Yesterday, struggling apparel retailer CATO (CATO) announced a 5% same-store sales decrease for February, the latest in a long line of disappointing comps. But at least this one was not double digit, like the May, 2017 16% drop, or last February's 25% decline. If you think that's putting lipstick on a pig, you'd probably be right.
CATOs share price decline has been precipitous- shares have fallen 72% over the past three years, 24% year-to-date, and it is one of the few names I've seen that is trading below 2008-2009 market crash levels. It has not participated in the revival that some specialty retailers have experienced since the "Great Summer Armageddon" in August, and the markets are pricing it for death.
So it may come as a surprise (or perhaps not, given my history) that yesterday, as shares were enduring a 7% haircut intraday, I took an initial position. I've been watching CATO since July, when it was trading in the $16 range, and yielding more than 8%, and I passed. I said no again in January, after shares suffered another mini-plunge. Yesterday, I went dumpster diving, and picked up some CATO in the $11.90 range.
I know what I bought; a distressed brick and mortar retailer, a dinosaur of sorts, in an ever-changing retail world. I don't know what the long-term holds for CATO, but if its' recent pace continues, probably not much. But in the here and now, I bought shares in a company that trades for around $12 that has nearly $9 per share in cash and short-term investments, and no debt on the books. In addition, the company owns its distribution center and offices, a total of 552,000 square feet on 15 acres in Charlotte, North Carolina, as well as a 185 acre tract in York County, South Carolina. I'm not sure what the real estate assets are worth, but the whole package was compelling enough to give it a shot. This is a very speculative play, for sure.
To be clear, I am under no assumption that CATO will continue paying its current 33 cent per share quarterly dividend, which equates to an 11% yield. In fact the market is pricing in a dividend cut.
However, all of its liquidity gives CATO a longer runway than most struggling retailers normally have to try and right the ship. It would not take much in the way of good news, if there is any on the horizon that is (perhaps a big if) to right-price CATO shares.
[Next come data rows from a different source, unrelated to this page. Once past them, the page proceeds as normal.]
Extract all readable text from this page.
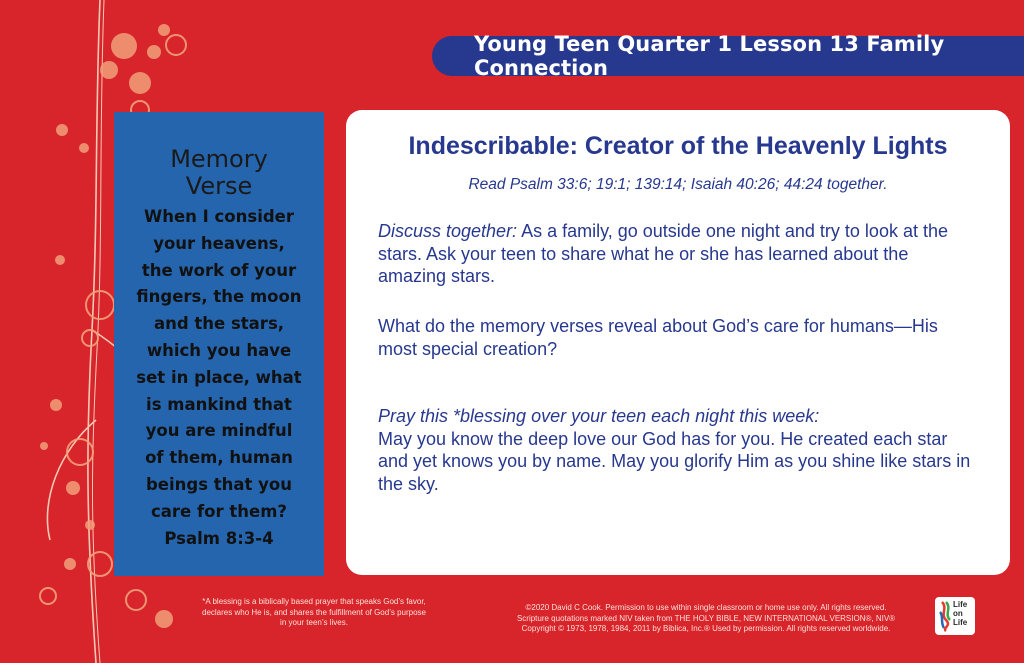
Young Teen Quarter 1 Lesson 13 Family Connection
Memory
Verse
When I consider
your heavens,
the work of your
fingers, the moon
and the stars,
which you have
set in place, what
is mankind that
you are mindful
of them, human
beings that you
care for them?
Psalm 8:3-4
Indescribable: Creator of the Heavenly Lights
Read Psalm 33:6; 19:1; 139:14; Isaiah 40:26; 44:24 together.
Discuss together: As a family, go outside one night and try to look at the stars. Ask your teen to share what he or she has learned about the amazing stars.
What do the memory verses reveal about God’s care for humans—His most special creation?
Pray this *blessing over your teen each night this week:
May you know the deep love our God has for you. He created each star and yet knows you by name. May you glorify Him as you shine like stars in the sky.
*A blessing is a biblically based prayer that speaks God’s favor, declares who He is, and shares the fulfillment of God’s purpose in your teen’s lives.
©2020 David C Cook. Permission to use within single classroom or home use only. All rights reserved.
Scripture quotations marked NIV taken from THE HOLY BIBLE, NEW INTERNATIONAL VERSION®, NIV®
Copyright © 1973, 1978, 1984, 2011 by Biblica, Inc.® Used by permission. All rights reserved worldwide.
Life
on
Life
At around $12 a share, investors are theoretically getting about $9 per share in cash and short-term investments, and the business and real estate for about $3. With those levels of cash, shares are currently trading like an option on the near-future of the business. At these levels, the markets and many investors are betting that CATO will not survive. I, on the other hand, am speculating that CATO may be the proverbial "50 cent dollar."
For its part, management, which has admittedly made some costly mistakes with merchandise and inventory, has continued to buy back stock. I like that confidence.
Lastly, with just one analyst following CATO, there's a lot of room for earnings surprises, positive or negative.